[ENet-discuss] Shooter Game
Lee Salzman
lsalzman1 at cox.net
Wed Apr 15 01:53:08 PDT 2009
The ENet header overhead is not bad, per se, but keep in mind if you are
not bulking stuff into packets, the overhead for my case would have been
N*(N-1)*30 packet headers, times whatever the size of the headers is.

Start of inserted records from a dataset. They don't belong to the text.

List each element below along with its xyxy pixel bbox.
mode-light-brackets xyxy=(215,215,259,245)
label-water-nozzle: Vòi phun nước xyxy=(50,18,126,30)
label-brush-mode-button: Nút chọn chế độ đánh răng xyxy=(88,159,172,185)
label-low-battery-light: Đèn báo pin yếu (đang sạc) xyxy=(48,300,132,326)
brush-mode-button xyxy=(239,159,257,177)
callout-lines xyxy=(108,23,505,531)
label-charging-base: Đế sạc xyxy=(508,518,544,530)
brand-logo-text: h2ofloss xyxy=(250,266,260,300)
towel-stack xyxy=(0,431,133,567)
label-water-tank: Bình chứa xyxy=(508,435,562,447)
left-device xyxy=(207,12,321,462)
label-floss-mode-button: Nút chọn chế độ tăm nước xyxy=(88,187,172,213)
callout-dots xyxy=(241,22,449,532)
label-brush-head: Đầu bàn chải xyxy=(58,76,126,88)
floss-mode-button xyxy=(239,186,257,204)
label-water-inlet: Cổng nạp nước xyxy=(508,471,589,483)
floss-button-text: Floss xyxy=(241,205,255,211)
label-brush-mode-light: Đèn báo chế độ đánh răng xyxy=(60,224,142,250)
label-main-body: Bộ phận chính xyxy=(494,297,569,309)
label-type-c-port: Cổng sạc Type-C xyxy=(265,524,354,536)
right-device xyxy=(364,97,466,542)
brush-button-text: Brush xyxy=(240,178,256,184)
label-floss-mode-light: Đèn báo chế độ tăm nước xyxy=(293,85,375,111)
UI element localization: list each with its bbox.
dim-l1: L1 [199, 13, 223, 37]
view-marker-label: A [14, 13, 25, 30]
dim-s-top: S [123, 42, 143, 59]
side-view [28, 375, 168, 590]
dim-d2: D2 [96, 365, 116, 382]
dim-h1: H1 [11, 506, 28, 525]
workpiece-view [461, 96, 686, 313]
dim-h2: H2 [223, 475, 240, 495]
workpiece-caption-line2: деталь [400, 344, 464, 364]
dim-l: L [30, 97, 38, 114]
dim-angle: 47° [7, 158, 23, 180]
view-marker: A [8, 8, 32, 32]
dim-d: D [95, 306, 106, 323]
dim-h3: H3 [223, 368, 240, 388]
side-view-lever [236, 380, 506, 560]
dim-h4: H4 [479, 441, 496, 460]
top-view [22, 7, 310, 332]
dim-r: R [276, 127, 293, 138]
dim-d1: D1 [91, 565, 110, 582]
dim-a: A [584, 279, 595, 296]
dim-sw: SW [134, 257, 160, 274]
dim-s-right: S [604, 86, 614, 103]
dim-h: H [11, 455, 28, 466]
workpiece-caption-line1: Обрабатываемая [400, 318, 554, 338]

That adds up quickly, especially if the headers are >= 20 bytes in size
all total, so that it would almost double (or worse) the bandwidth usage
the server was sending out!
Now, with respect to the second question, ISPs place much harsher caps
on upstream bandwidth than they do downstream, so upstream and
downstream bytes are not created equal. :)
Lee
Daniel Aquino wrote:
> On Tue, Apr 14, 2009 at 10:52 PM, Lee Salzman <lsalzman1 at cox.net> wrote:
>
>
>> Regardless, the biggest consumers of bandwidth and perhaps the most latency
>> sensitive data is position packets. In Cube 1/2, each position packet runs
>> about 20 bytes for each player (since it carries position, velocity, any
>> physics/animation state, etc), and it is sent unreliably at a fixed rate of
>> 30 times a second. So you end up with a situation where the bandwidth usage
>> is (for N=number of players): N*(N-1)*20*30 bytes per second, since each
>> player must send its position to every other player.
>>
>
>
> Do you know how much the overhead there is for udp and enet headers?
>
>
>
>> If you went with a peer-peer scheme, the individual load
>> per peer would then only be (N-1)*20*30, but with greater overhead in
>> packets/headers, since they can't be bulked together into a single packet -
>> each update goes to a different client. But for each peer, this is all
>> upstream bandwidth.
>>
>
>
> What did you mean by this?
>
> wouldn't the full upstream/downstream bandwidth be 2 * ( (N-1)*20*30 ) ??